"Linux Gazette...making Linux just a little more fun!"


Backup for the Home Network

By JC Pollman and Bill Mote


Everyone has a backup plan. Unfortunately, most of us use the "No Backup" plan.

Disclaimer: This article provides information we have gleamed from reading the books, the HOWTOs, man pages, usenet news groups, and countless hours banging on the keyboard. It is not meant to be an all inclusive exhaustive study on the topic, but rather, a stepping stone from the novice to the intermediate user.  All the examples are taken directly from our home networks so we know they work.

How to use this guide:

Prerequisites: If you have Linux installed, you will have everything you need.

Backup Plan: For the home network, you have to have some sort of backup plan.  Although hard drives will crash, the real value in the backups is restoring accidentally deleted, or changed, files.
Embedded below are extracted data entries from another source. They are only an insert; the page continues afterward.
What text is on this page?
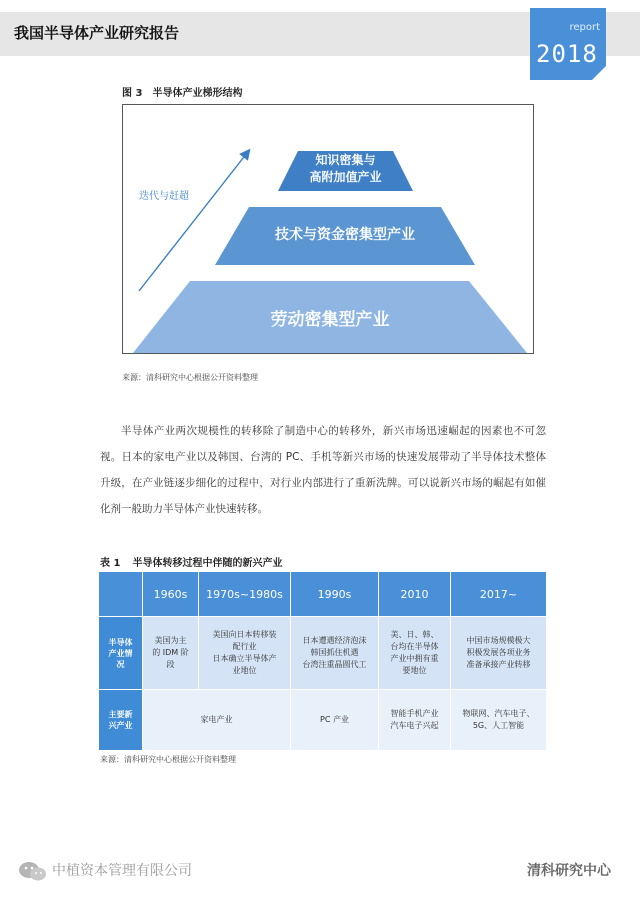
我国半导体产业研究报告	report
2018
图 3 半导体产业梯形结构
迭代与赶超
知识密集与
高附加值产业
技术与资金密集型产业
劳动密集型产业
来源：清科研究中心根据公开资料整理

半导体产业两次规模性的转移除了制造中心的转移外，新兴市场迅速崛起的因素也不可忽视。日本的家电产业以及韩国、台湾的 PC、手机等新兴市场的快速发展带动了半导体技术整体升级，在产业链逐步细化的过程中，对行业内部进行了重新洗牌。可以说新兴市场的崛起有如催化剂一般助力半导体产业快速转移。

表 1 半导体转移过程中伴随的新兴产业
	1960s	1970s~1980s	1990s	2010	2017~
半导体
产业情
况	美国为主
的 IDM 阶
段	美国向日本转移装
配行业
日本确立半导体产
业地位	日本遭遇经济泡沫
韩国抓住机遇
台湾注重晶圆代工	美、日、韩、
台均在半导体
产业中拥有重
要地位	中国市场规模极大
积极发展各项业务
准备承接产业转移
主要新
兴产业	家电产业		PC 产业	智能手机产业
汽车电子兴起	物联网、汽车电子、
5G、人工智能
来源：清科研究中心根据公开资料整理
中植资本管理有限公司	清科研究中心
Sooner or later you will delete, or change, something important, and without a backup, you could render your computer unbootable.  I am embarrassed to admit this, but I actually deleted /root on one occasion. Note: backups should be considered compromised if you have been cracked.  Backup plans need to be simple to implement or they will not get done - especially at home. A  backup plan for home should cover two areas: how much are you going to backup, and how are you going to do it with the least amount of effort.
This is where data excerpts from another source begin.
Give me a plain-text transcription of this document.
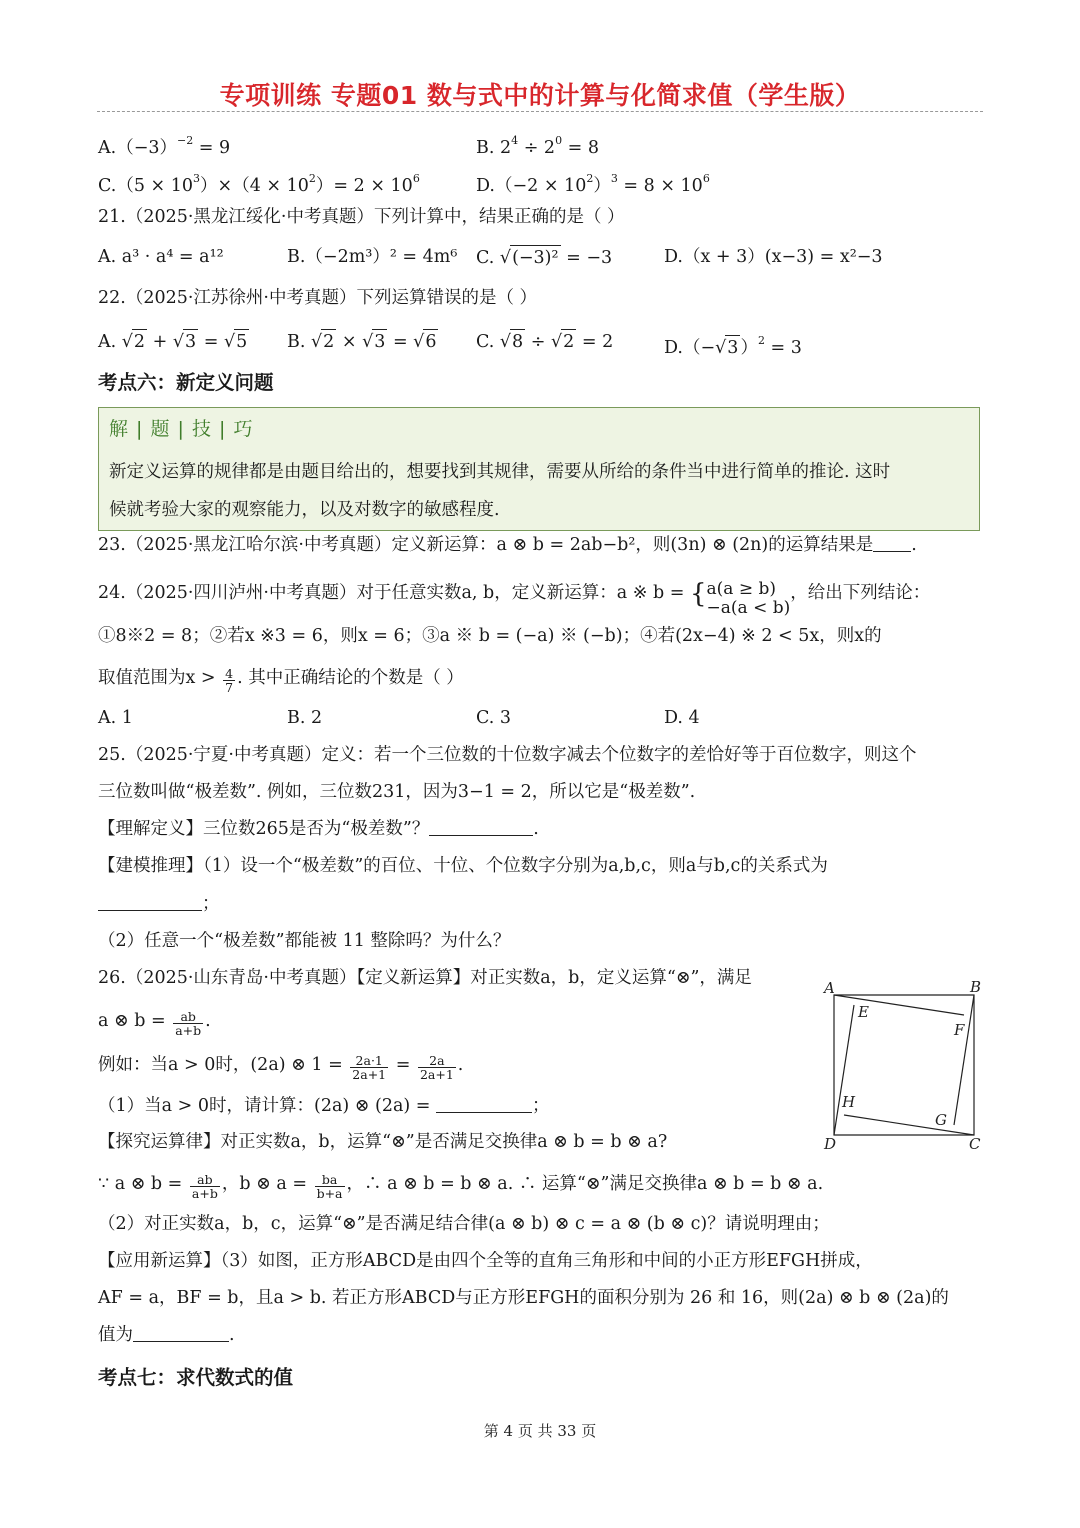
专项训练 专题01 数与式中的计算与化简求值（学生版）
$A.(-3)^{-2} = 9$	B. $2^4 \div 2^0 = 8$
$C.(5 \times 10^3)\times(4 \times 10^2)= 2 \times 10^6$	$D.(-2 \times 10^2)^3 = 8 \times 10^6$
21.（2025·黑龙江绥化·中考真题）下列计算中，结果正确的是（ ）
A. a³ · a⁴ = a¹²	B.（−2m³）² = 4m⁶ C. √(−3)² = −3	D.（x + 3）(x−3) = x²−3
22.（2025·江苏徐州·中考真题）下列运算错误的是（ ）
A. √2 + √3 = √5 B. √2 × √3 = √6 C. √8 ÷ √2 = 2	D.（−√3 ）$^2$ = 3
考点六：新定义问题
解 | 题 | 技 | 巧
新定义运算的规律都是由题目给出的，想要找到其规律，需要从所给的条件当中进行简单的推论. 这时
候就考验大家的观察能力，以及对数字的敏感程度.
23.（2025·黑龙江哈尔滨·中考真题）定义新运算：a ⊗ b = 2ab−b²，则(3n) ⊗ (2n)的运算结果是 .
24.（2025·四川泸州·中考真题）对于任意实数a, b，定义新运算：a ※ b = { a(a ≥ b)
−a(a < b)
，给出下列结论：
①8※2 = 8；②若x ※3 = 6，则x = 6；③a ※ b = (−a) ※ (−b)；④若(2x−4) ※ 2 < 5x，则x的
取值范围为$x > \frac{4}{7}$ . 其中正确结论的个数是（ ）
A. 1	B. 2	C. 3	D. 4
25.（2025·宁夏·中考真题）定义：若一个三位数的十位数字减去个位数字的差恰好等于百位数字，则这个
三位数叫做“极差数”. 例如，三位数231，因为3−1 = 2，所以它是“极差数”.
【理解定义】三位数265是否为“极差数”？	.
【建模推理】（1）设一个“极差数”的百位、十位、个位数字分别为a,b,c，则a与b,c的关系式为
；
（2）任意一个“极差数”都能被 11 整除吗？为什么？
26.（2025·山东青岛·中考真题）【定义新运算】对正实数a，b，定义运算“⊗”，满足
a ⊗ $b = \frac{ab}{a+b}$ .
例如：当a > 0时，(2a) ⊗ $1 = \frac{2a\cdot 1}{2a+1} = \frac{2a}{2a+1}$ .
（1）当a > 0时，请计算：(2a) ⊗ (2a) =	；
【探究运算律】对正实数a，b，运算“⊗”是否满足交换律a ⊗ b = b ⊗ a?
∵ a ⊗ $b = \frac{ab}{a+b}$ ，b ⊗ $a = \frac{ba}{b+a}$ ，∴ a ⊗ b = b ⊗ a. ∴ 运算“⊗”满足交换律a ⊗ b = b ⊗ a.
（2）对正实数a，b，c，运算“⊗”是否满足结合律(a ⊗ b) ⊗ c = a ⊗ (b ⊗ c)？请说明理由；
【应用新运算】（3）如图，正方形ABCD是由四个全等的直角三角形和中间的小正方形EFGH拼成，
AF = a，BF = b，且a > b. 若正方形ABCD与正方形EFGH的面积分别为 26 和 16，则(2a) ⊗ b ⊗ (2a)的
值为	.
A	B
C
D
E
F
G
H
考点七：求代数式的值
第 4 页 共 33 页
How much to backup: I try to minimize the amount I backup because storage space costs money.  I only backup directories, not the entire file system. Most of /usr and /opt are on the install cdrom, so if the hard drive crashes, I will install them by default with a new install.  /etc and /home are the most important as they contain the configuration and custom settings files.  Your backup plan should include full backups of the selected directories every so often, and then backup just the changes (incremental backups) daily.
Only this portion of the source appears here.